Finding Duplicates Among Multiple Columns in SQL

Here I show how to find duplicates and their frequency among multiple columns using the GROUP BY clause.

Suppose you have data in which you need to find the duplicates in a single column (for example to find common names in a list of names) or in multiple columns (for example to find all the persons who have same name and age but reside at a different address). In these situations, we could do that easily by applying "GROUP BY" and "HAVING" clauses. Let us see how to use these SQL clauses.

SQL1.jpg

Finding Duplicates in a single column

Let us consider we need to find the street numbers that are repeated in the preceding table. From the preceding table we can see the street numbers: 604 and 538 are the repeated ones.

SELECT STREET_NUM
FROM ADDRESS_TABLE
GROUP BY STREET_NUM
HAVING COUNT(*) > 1

The output is:

SQL2.jpg

Finding Duplicates combination spanning in multiple columns


Let us consider we need to find the addresses that are identical except only by their City. For this, we select the collection of such fields for which we seek the duplicates. In this case, we form a collection having all the address fields except City because we want identical addresses that differ only by their city field.
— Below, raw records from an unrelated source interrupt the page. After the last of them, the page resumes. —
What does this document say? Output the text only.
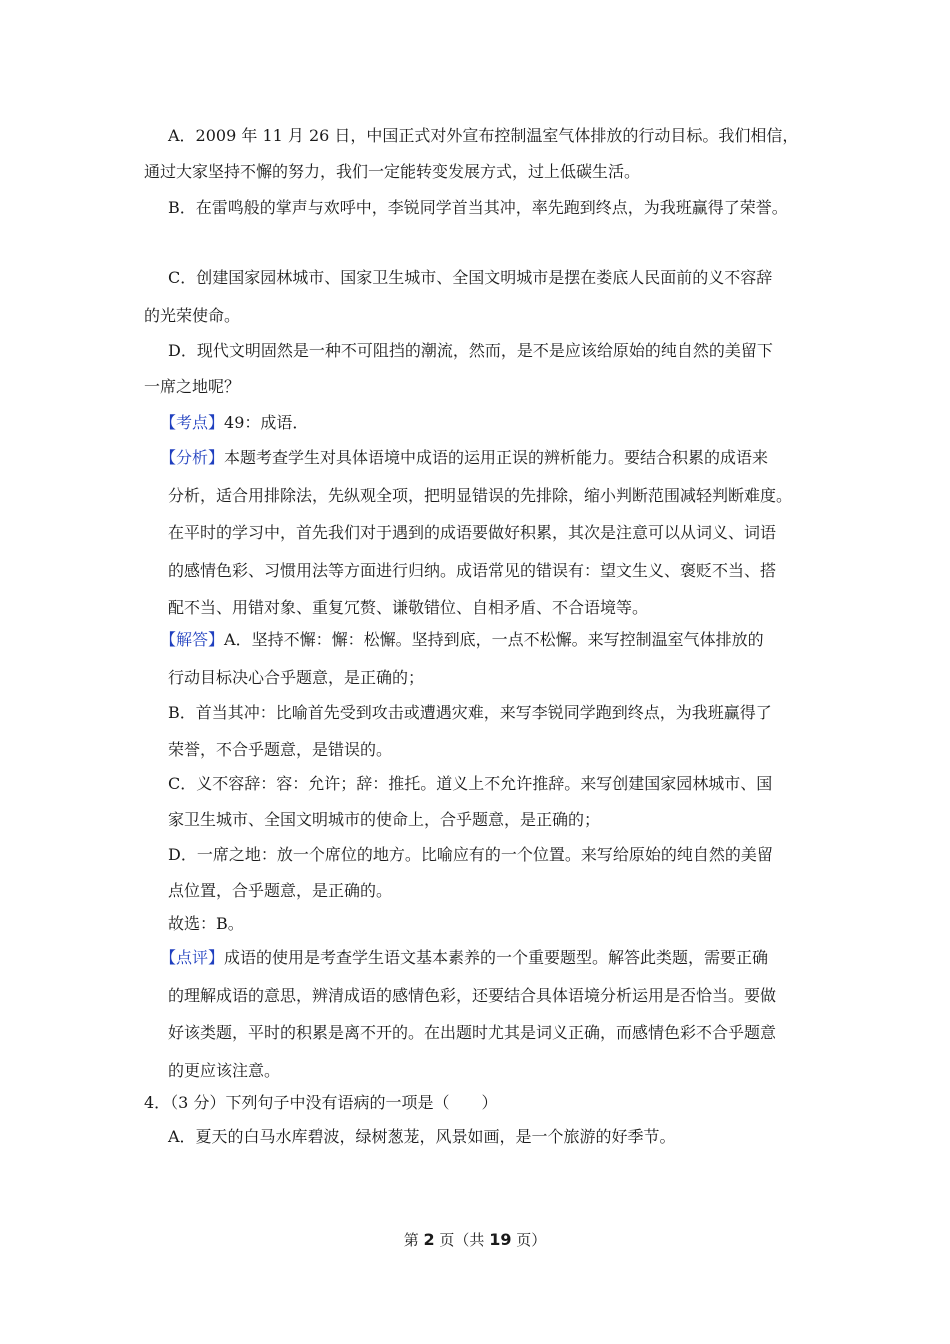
A．2009 年 11 月 26 日，中国正式对外宣布控制温室气体排放的行动目标。我们相信，
通过大家坚持不懈的努力，我们一定能转变发展方式，过上低碳生活。
B．在雷鸣般的掌声与欢呼中，李锐同学首当其冲，率先跑到终点，为我班赢得了荣誉。
C．创建国家园林城市、国家卫生城市、全国文明城市是摆在娄底人民面前的义不容辞
的光荣使命。
D．现代文明固然是一种不可阻挡的潮流，然而，是不是应该给原始的纯自然的美留下
一席之地呢？
【考点】49：成语．
【分析】本题考查学生对具体语境中成语的运用正误的辨析能力。要结合积累的成语来
分析，适合用排除法，先纵观全项，把明显错误的先排除，缩小判断范围减轻判断难度。
在平时的学习中，首先我们对于遇到的成语要做好积累，其次是注意可以从词义、词语
的感情色彩、习惯用法等方面进行归纳。成语常见的错误有：望文生义、褒贬不当、搭
配不当、用错对象、重复冗赘、谦敬错位、自相矛盾、不合语境等。
【解答】A．坚持不懈：懈：松懈。坚持到底，一点不松懈。来写控制温室气体排放的
行动目标决心合乎题意，是正确的；
B．首当其冲：比喻首先受到攻击或遭遇灾难，来写李锐同学跑到终点，为我班赢得了
荣誉，不合乎题意，是错误的。
C．义不容辞：容：允许；辞：推托。道义上不允许推辞。来写创建国家园林城市、国
家卫生城市、全国文明城市的使命上，合乎题意，是正确的；
D．一席之地：放一个席位的地方。比喻应有的一个位置。来写给原始的纯自然的美留
点位置，合乎题意，是正确的。
故选：B。
【点评】成语的使用是考查学生语文基本素养的一个重要题型。解答此类题，需要正确
的理解成语的意思，辨清成语的感情色彩，还要结合具体语境分析运用是否恰当。要做
好该类题，平时的积累是离不开的。在出题时尤其是词义正确，而感情色彩不合乎题意
的更应该注意。
4．（3 分）下列句子中没有语病的一项是（　　）
A．夏天的白马水库碧波，绿树葱茏，风景如画，是一个旅游的好季节。
第 2 页（共 19 页）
So the collection will be:

"STREET_NUM,PREFIX,STREET_NAME,SUFFIX,STREET_TYPE,STATE,POSTAL_CODE,COUNTRY"

SELECT

      STREET_NUM,

      PREFIX,

      STREET_NAME,

      SUFFIX,

      STREET_TYPE,

      STATE,

POSTAL_CODE,

COUNTRY

 

FROM ADDRESS_TABLE

GROUP BY

      STREET_NUM,

      PREFIX,

      STREET_NAME,

      SUFFIX,

      STREET_TYPE,

      STATE,

POSTAL_CODE,

COUNTRY

HAVING COUNT(*) > 1

The above query will give output as:

SQL3.jpg

Note

The fields in SELECT clause must be matched with fields in GROUP BY clause otherwise we will get an error like "Column 'ADDRESS_TABLE.CITY' is invalid in the select list because it is not contained in either an aggregate function or the GROUP BY
clause." for the following SQL query:

SELECT STREET_NUM, PREFIX,STREET_NAME,SUFFIX,STREET_TYPE,CITY,STATE, POSTAL_CODE,COUNTRY

FROM ADDRESS_TABLE

GROUP BY STREET_NUM, PREFIX,STREET_NAME,SUFFIX,STREET_TYPE,STATE, POSTAL_CODE,COUNTRY

HAVING COUNT(*) > 1
 

Finding Duplicates combination spanning in multiple columns and their frequency

Let us consider we need to find the addresses that are identical except only by their City and as well as their frequency. In the following query, we just add COUNT(*) that gives the count of the group of columns that we put in GROUP BY clause.
 

SELECT COUNT(*)AS DUPLICATES_COUNT,

      STREET_NUM,

      PREFIX,

      STREET_NAME,

      SUFFIX,

      STREET_TYPE,

      STATE,

POSTAL_CODE,

COUNTRY

FROM ADDRESS_TABLE

GROUP BY

      STREET_NUM,

      PREFIX,

      STREET_NAME,

      SUFFIX,

      STREET_TYPE,

      STATE,

POSTAL_CODE,

COUNTRY

HAVING COUNT(*) > 1


The above query will give output as:

SQL4.jpg

So, we summarize the following points:

  • We can find the occurrence of one/many fields in the data if we group them by GROUP BY clause and qualify them by HAVING clause further.

  • The fields in SELECT clause must be matched with fields in GROUP BY clause.